1. It is none of the governments business whether someone is a member of a church or not.
2. Church has no business being intertwined with Caesar.
Germany used to be a vast, decentralized network of territories, city-states, principalities, all of them more or less local and autonomous, each with its own self-governing codes and customs. Many bishoprics, abbeys and convents throughout Germany were granted temporal estates just to provide order and continuity. This in itself (lay investiture) was a major crisis in the feudal period, as popes opposed the appointment of bishops by princes.
The reform-minded popes (e.g. Gregory) tried to block emperors using the bishops this way. Then in the Reformation, abbeys, convents, and diocesan territories were largely handed over to Protestant princes. Finally in 1803 a great deal more was seized and transferred to new secular rulers.

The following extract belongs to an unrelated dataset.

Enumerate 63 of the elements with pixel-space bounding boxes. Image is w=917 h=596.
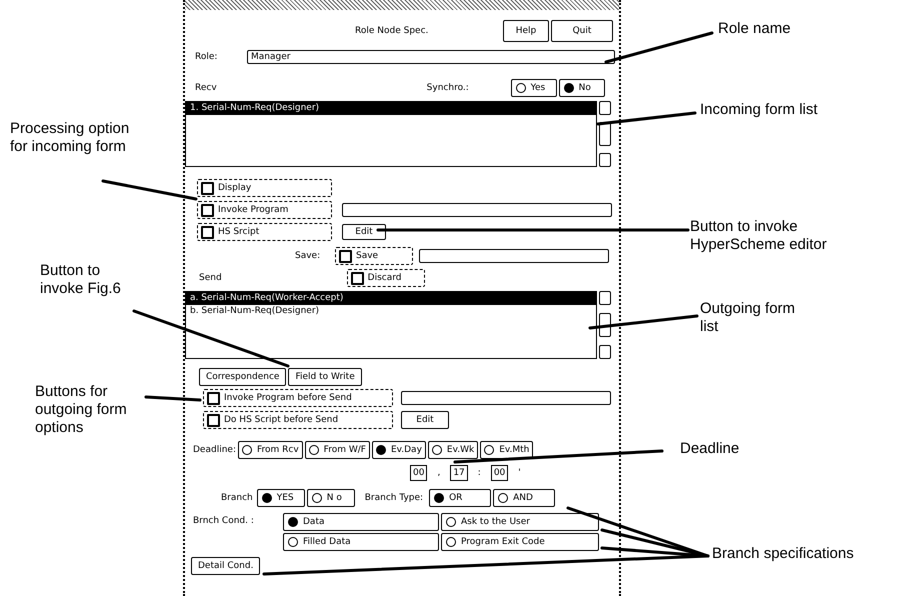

Then in the 1870's, the Kulturkampf culminated in Bismarck tring to seize just about all things Catholic: schools, hospitals, publishing houses, the imposition of civil marriage, the jailing of priests and bishops, etc.
Bismarck finally gave way when he faced a bigger political crisis than he had bargained for. The new settlement resulted in churches (Evangelical and Catholic) giving up income (from properties) and accepting compensation, VOLUNTARY, collected from identified CHURCH MEMBERS.
That's bad?
But you would like to get rid of the tax. I'd agree. You also want to restore all the expropriated Church properties this was supposed to be compensation for?
Or do you think the Church should be required to bestow Sacraments on declared non-members?